Remember in this post how I mentioned I’m neither plotter nor panster while writing, but a planter? Imagine my amusement last night as I flipped through the May/June issue of Writer’s Digest (which came in March) to find they had a fairly long article talking about plantsing. Great minds and all that…

Well, I’ve found myself busy planting again. Not in the garden, though that time is drawing near, but in a fresh document on my laptop. And frankly, I’m a bit surprised at myself. I don’t tend to start writing something new as spring supplants winter. I’ve done most of the drafting of my novel manuscripts during the dark and snowy mornings and evenings between November and March. Then I set things aside for a bit as I tend to the yard and the gardens — you know, real planting. And once that’s all under control and busy growing, I pick literary things back up in early summer to revise.

Yet this year I find myself ready and excited to draft a new project as March rolls into April. To be fair, I did start it at the very beginning of autumn last year (though because I was in Albuquerque at the time, it felt like summer). I had to put it down a while as I worked on edits for The Bone Garden for my agent and then worked on a big revision of I Hold the Wind, which I’m hoping to send my agent’s way in the next month or two. But now that my mind is off those projects, I find I’m itching to get back to this new story.

Except, it’s not exactly new. As I’ve mentioned before, I’m taking parts of an old concept and changing up the plot and characters into something new. I’m borrowing the old setting, a few characters, and part of the conflict, but combining them with new characters, new conflicts, and new, more personal themes. I finished the first chapter this morning as the birds sang and the sun rose. And though I had to stop and get to work, the next chapter is coalescing in my mind.

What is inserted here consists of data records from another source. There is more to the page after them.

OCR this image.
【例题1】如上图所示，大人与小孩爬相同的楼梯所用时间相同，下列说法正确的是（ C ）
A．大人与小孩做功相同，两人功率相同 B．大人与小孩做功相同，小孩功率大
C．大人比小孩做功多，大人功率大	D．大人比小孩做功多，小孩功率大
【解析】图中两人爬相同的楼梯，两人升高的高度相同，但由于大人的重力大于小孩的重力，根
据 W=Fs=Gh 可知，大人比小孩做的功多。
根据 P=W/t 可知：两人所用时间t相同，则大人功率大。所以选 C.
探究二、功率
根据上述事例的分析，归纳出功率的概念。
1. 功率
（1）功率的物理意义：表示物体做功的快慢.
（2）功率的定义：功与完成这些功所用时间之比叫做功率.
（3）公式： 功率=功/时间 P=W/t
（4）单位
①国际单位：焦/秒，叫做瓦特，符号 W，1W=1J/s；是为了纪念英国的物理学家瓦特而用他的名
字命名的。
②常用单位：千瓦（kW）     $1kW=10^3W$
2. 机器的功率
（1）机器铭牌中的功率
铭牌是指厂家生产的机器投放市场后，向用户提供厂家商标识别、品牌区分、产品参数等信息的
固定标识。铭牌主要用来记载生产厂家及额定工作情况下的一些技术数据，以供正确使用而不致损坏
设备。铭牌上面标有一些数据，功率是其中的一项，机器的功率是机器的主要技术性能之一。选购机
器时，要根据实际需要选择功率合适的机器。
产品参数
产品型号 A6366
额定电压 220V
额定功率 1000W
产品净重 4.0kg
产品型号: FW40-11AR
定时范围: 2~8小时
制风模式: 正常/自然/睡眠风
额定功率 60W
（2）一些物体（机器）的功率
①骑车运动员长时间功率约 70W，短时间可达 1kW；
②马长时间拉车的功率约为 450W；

This is the thrilling, intoxicating part of the very long and arduous process of creating a novel — where the premise you’ve been nurturing in your head begins to take the form of written sentences and paragraphs and pages, like watching the slow, steady growth of the spring bulbs in the back yard. First they are just scattered points of green among last year’s rotting leaves. Then they are the length of your fingernail, then they reach to your first knuckle. Slowly, each day, they gain ground, press up toward the warming sun. And finally they flower. And that’s the point you know spring is here, this story is going somewhere marvelous, and you’re dying to take others along with you.